In it, James reminds us that God "gives everyone generously and without reproach". If you have trouble knowing who to listen to, start prayer.
Lesson three: press pause
One of James' central tenets that tend to distort social media is the importance of "listening quickly, speaking slowly, being angry slowly" (1:19). The pace of our news cycles and our exchanges make it almost impossible to hold back. We think it is necessary to let others see how angry we are at something someone has done or said.
Even when my column encouraged Christians to hear this encouragement and take a break, it's amazing how quickly we can race past James' warning and fire on social media.
Long ago, my father taught me one of the most valuable lessons when emails were relatively new: never send an upset email. Save it in your designs and pray on it for at least 24 hours. I currently have dozens of saved emails from the past decade that I wrote angrily but held back when I sent them.
In some cases, God resolved the situation without my anger; in others, despite lack of determination, he gave me peace. In any case, I realized that the email would only satisfy my anger and that it would remain in James in my drafts as evidence of wisdom.
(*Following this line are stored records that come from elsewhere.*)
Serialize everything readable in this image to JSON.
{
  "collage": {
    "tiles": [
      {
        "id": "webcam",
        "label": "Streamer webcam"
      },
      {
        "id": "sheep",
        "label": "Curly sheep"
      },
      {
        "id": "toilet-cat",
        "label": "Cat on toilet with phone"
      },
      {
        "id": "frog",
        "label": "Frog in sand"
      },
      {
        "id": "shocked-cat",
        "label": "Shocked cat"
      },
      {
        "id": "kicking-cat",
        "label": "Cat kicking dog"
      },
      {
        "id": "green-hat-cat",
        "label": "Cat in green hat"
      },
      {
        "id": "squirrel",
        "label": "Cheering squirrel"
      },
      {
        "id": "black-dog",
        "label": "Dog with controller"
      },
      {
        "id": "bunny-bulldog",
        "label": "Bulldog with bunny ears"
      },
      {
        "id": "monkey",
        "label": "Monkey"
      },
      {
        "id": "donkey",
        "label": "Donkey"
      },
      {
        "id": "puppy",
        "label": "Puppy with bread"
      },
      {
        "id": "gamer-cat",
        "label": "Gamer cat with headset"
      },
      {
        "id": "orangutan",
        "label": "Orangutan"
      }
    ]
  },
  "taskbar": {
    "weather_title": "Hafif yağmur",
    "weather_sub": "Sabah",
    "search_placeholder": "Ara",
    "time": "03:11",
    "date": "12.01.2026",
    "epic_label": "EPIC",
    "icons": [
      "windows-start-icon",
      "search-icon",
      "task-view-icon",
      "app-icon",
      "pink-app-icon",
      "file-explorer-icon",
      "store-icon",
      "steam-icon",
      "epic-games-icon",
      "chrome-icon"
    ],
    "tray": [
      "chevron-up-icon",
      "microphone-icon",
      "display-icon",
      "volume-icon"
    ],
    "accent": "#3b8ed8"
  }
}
It is important that we understand that this does not free us from James' anger warning just because we are behind a screen. Instead, let me encourage you to do something similar to my email: if you want to tweet or post something in anger, bitterness, or meanness, save your designs and give them for 24 hours.
Let God's Spirit speak to you about whether the situation really needs this message. At its core, this willingness to subject our anger to the voice of God is evidence that Christ, back to the first lesson, is the master of our social media.